Twenty-four hours! No! "No more fighting for two hours," says Washington.

Held in an iron grasp both by land and by sea, the British commander knows that all is lost. He can do nothing but surrender.

At two o'clock on the afternoon of October 19, in a field not far from Washington's headquarters, the formal surrender takes place. This ceremony, so joyful to the one side, so painful to the other, is carried out in stately form. The officers on both sides wear their best uniforms and military equipments. Washington rides his favorite charger, Nelson. The stars and stripes of America, and the white flag and lilies of France, wave in triumph. While the band plays a quaint old English melody, "The World Turned Upside Down," the British troops, over seven thousand in number, slowly march between the columns of the combined armies and lay down their arms.

Cornwallis was not there.

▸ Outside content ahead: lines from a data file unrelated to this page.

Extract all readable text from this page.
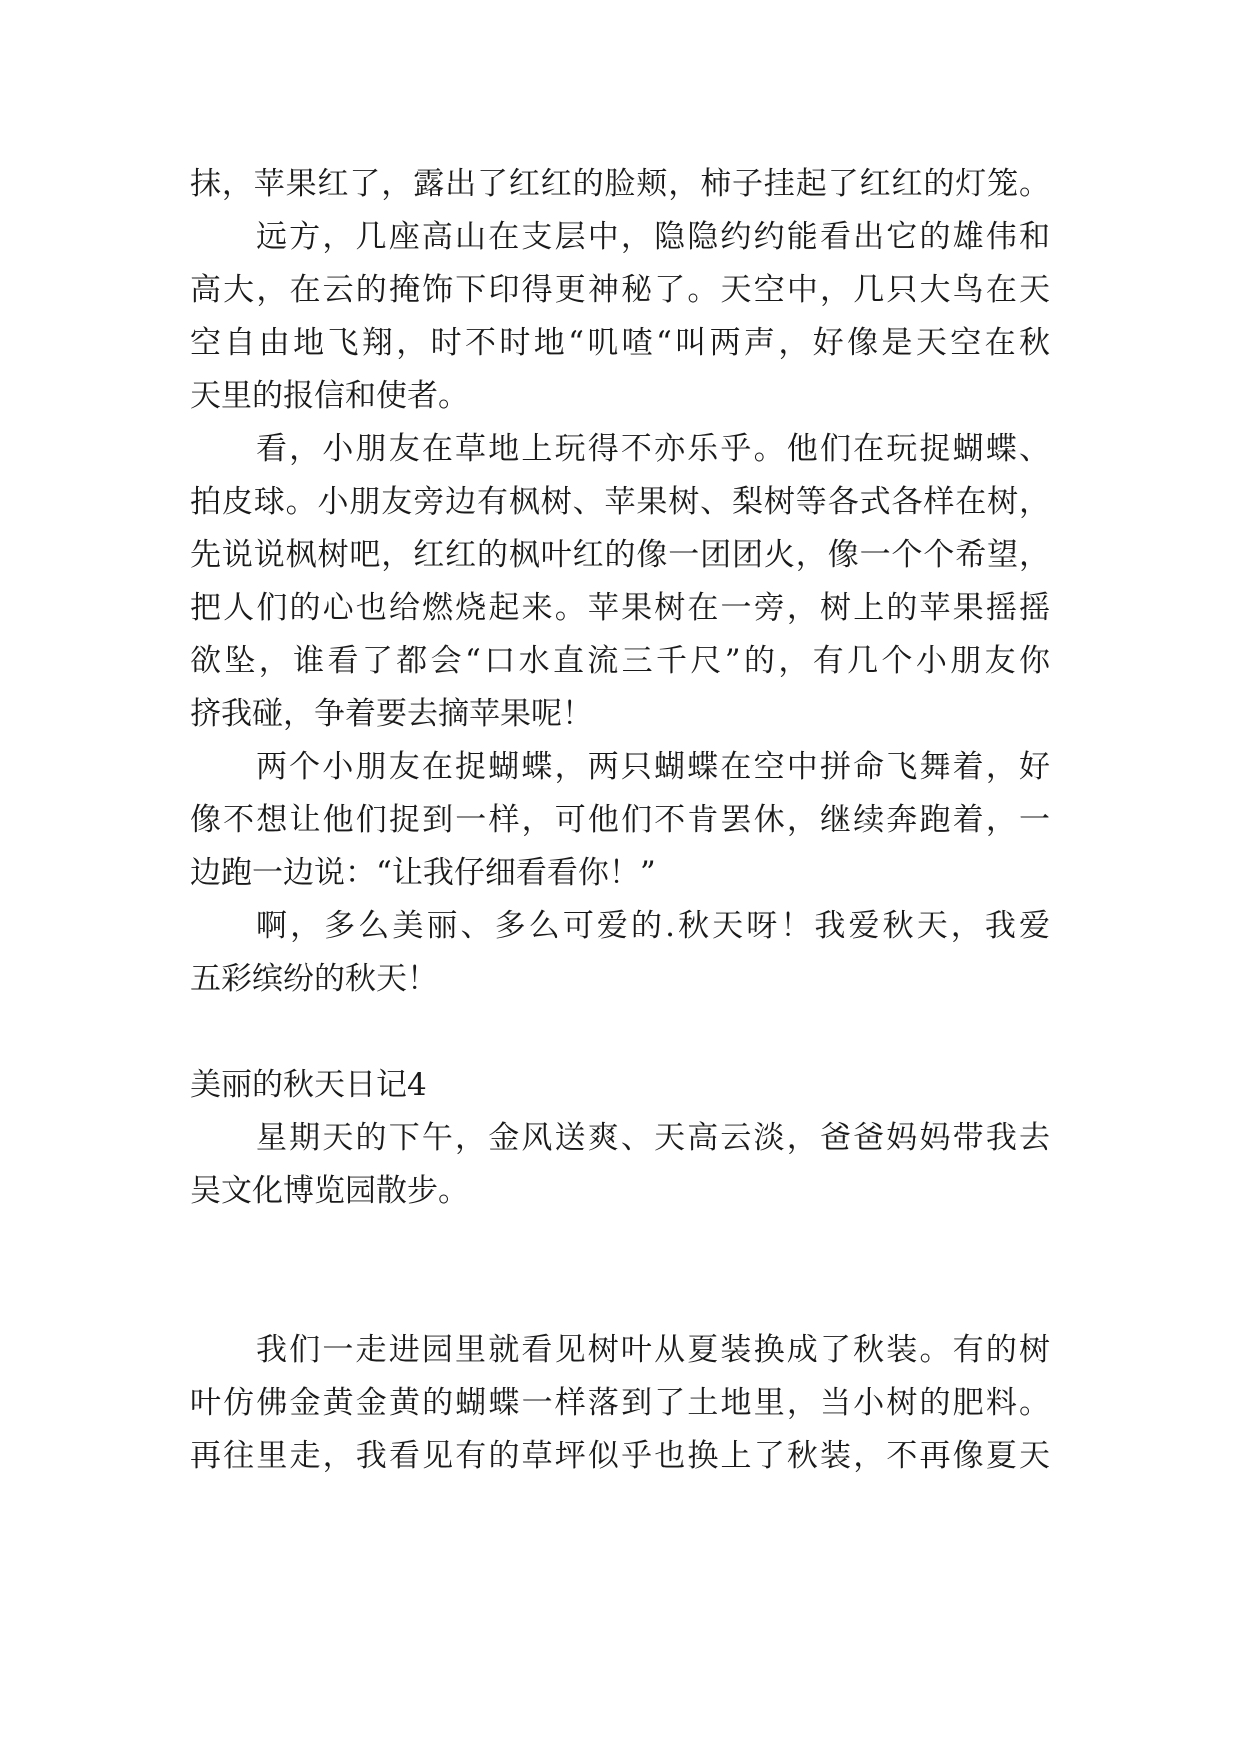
抹，苹果红了，露出了红红的脸颊，柿子挂起了红红的灯笼。
远方，几座高山在支层中，隐隐约约能看出它的雄伟和
高大，在云的掩饰下印得更神秘了。天空中，几只大鸟在天
空自由地飞翔，时不时地“叽喳“叫两声，好像是天空在秋
天里的报信和使者。
看，小朋友在草地上玩得不亦乐乎。他们在玩捉蝴蝶、
拍皮球。小朋友旁边有枫树、苹果树、梨树等各式各样在树，
先说说枫树吧，红红的枫叶红的像一团团火，像一个个希望，
把人们的心也给燃烧起来。苹果树在一旁，树上的苹果摇摇
欲坠，谁看了都会“口水直流三千尺”的，有几个小朋友你
挤我碰，争着要去摘苹果呢！
两个小朋友在捉蝴蝶，两只蝴蝶在空中拼命飞舞着，好
像不想让他们捉到一样，可他们不肯罢休，继续奔跑着，一
边跑一边说：“让我仔细看看你！”
啊，多么美丽、多么可爱的.秋天呀！我爱秋天，我爱
五彩缤纷的秋天！
美丽的秋天日记4
星期天的下午，金风送爽、天高云淡，爸爸妈妈带我去
吴文化博览园散步。
我们一走进园里就看见树叶从夏装换成了秋装。有的树
叶仿佛金黄金黄的蝴蝶一样落到了土地里，当小树的肥料。
再往里走，我看见有的草坪似乎也换上了秋装，不再像夏天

Saying that he was sick, he sent O'Hara, one of his generals, to deliver up his sword, while Washington, with his usual high regard for official dignity, sent General Lincoln.

As perhaps you may remember, when General Lincoln was forced to surrender to Cornwallis, at Charleston in 1780, the haughty British general turned him over to an inferior officer, as if to treat his surrender with contempt.

Lafayette said, in after years, that the captive redcoats, while they gazed at the French soldiers with their showy trappings, "did not as much as look at my darling light infantry, the apple of my eye and the pride of my heart." Whereupon the lively young French general ordered his fife and drum corps to strike up "Yankee Doodle." "Then," he said, "they did look at us, but were not very well pleased."

After the surrender, both the Americans and the British hastened away. Scores of brave men, whom thus far the bullets had spared, were the victims of camp fever and smallpox. Fourteen days afterwards, Yorktown became again a sleepy little hamlet of sixty houses.

On the same day that Cornwallis found "the world turned upside down," Clinton sailed from New York, with thirty-five ships and over seven thousand of his best troops. Had this great force reached the scene ten days earlier, the story of Yorktown might have been different.

"Cornwallis is taken!" How quickly the news spread! Men, women, and children pour in from the country, and wait along the road leading to Philadelphia, for the long-expected news.